The project life cycle is sometimes referred to as the performing organization’s or department’s methodology for projects. This is the logical breakdown of what needs to be accomplished in order to produce the deliverables of the project. There are many different types of project life cycles, depending of the product, industry or organization preferences. Plan-Driven and Change-Driven.
Microsoft in its Life cycle services proposes project life cycles for both approaches, including the most renamed methodology, Sure Step, that provides guidelines, field-tested best practices and user friendly tools that helps both customer and partner to conduct a successful Microsoft dynamics implementation.

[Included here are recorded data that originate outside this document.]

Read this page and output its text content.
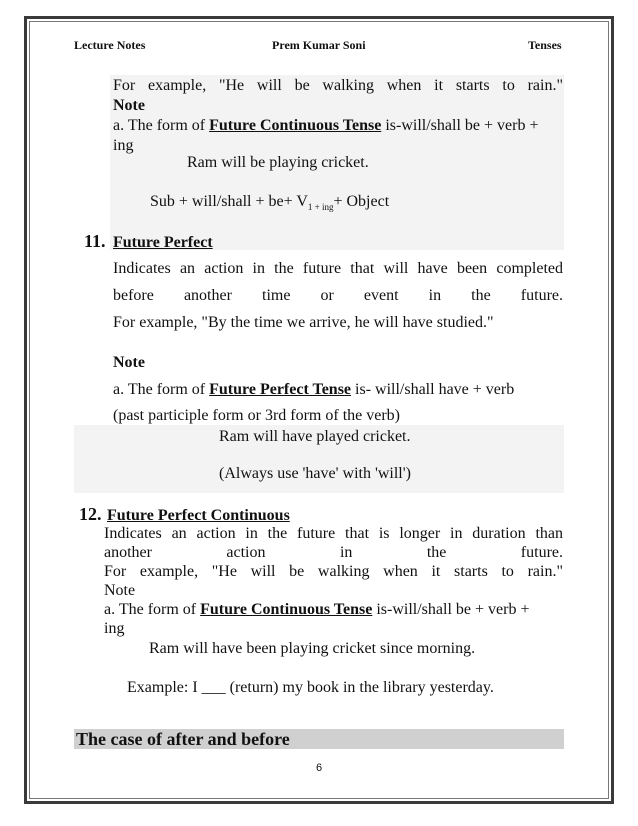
Lecture Notes	Prem Kumar Soni	Tenses
For example, "He will be walking when it starts to rain."
Note
a. The form of Future Continuous Tense is-will/shall be + verb +
ing
Ram will be playing cricket.
Sub + will/shall + $be+ V_{1 + ing}+$ Object
11. Future Perfect
Indicates an action in the future that will have been completed
before another time or event in the future.
For example, "By the time we arrive, he will have studied."
Note
a. The form of Future Perfect Tense is- will/shall have + verb
(past participle form or 3rd form of the verb)
Ram will have played cricket.
(Always use 'have' with 'will')
12. Future Perfect Continuous
Indicates an action in the future that is longer in duration than
another action in the future.
For example, "He will be walking when it starts to rain."
Note
a. The form of Future Continuous Tense is-will/shall be + verb +
ing
Ram will have been playing cricket since morning.
Example: I ___ (return) my book in the library yesterday.
The case of after and before
6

The Life cycle services project workspace provides an outlined methodology showing each phase of your project and provides high-level milestones that are used to track deliverables and project goals.
The LCS project home page represents a single point of management for phases, steps, and environment for a project. The project management form shows the status of the project within the methodology, the project detail of the current phase as well, a description of the currently selected step within the project phase. Outstanding tasks that need attention are displayed on the left.
Let’s now take a high-level look at the project management features within LCS. As a customer, or partner, you must complete the steps that are outlined in the methodology box to gain access to the production environment. Before a phase can be marked as complete, you must complete the specified mandatory tasks. Locked tasks such as tasks 1.8 and 1.11 in this screen will be unlocked after you completed the required actions.
To learn about which actions must be completed before a specific task can be unlocked, you’ll click the lock icon for that task.
By clicking on the milestone diamond for the project phases, the detail about the project phase milestone will be displayed. In this case, the milestone shows what action can be performed once the milestone is reached.
The milestone will be unlocked when the prior phase is marked as complete. In this example, many steps have not been performed, meaning that this phase is not eligible for being flagged as complete. You can see here that the box has been grayed out.
In this way you can ensure every step required to achieve a successful implementation is completed and documented, keeping control of the project tasks, milestones, track its fulfillment and provide visibility to the entire project team at any time.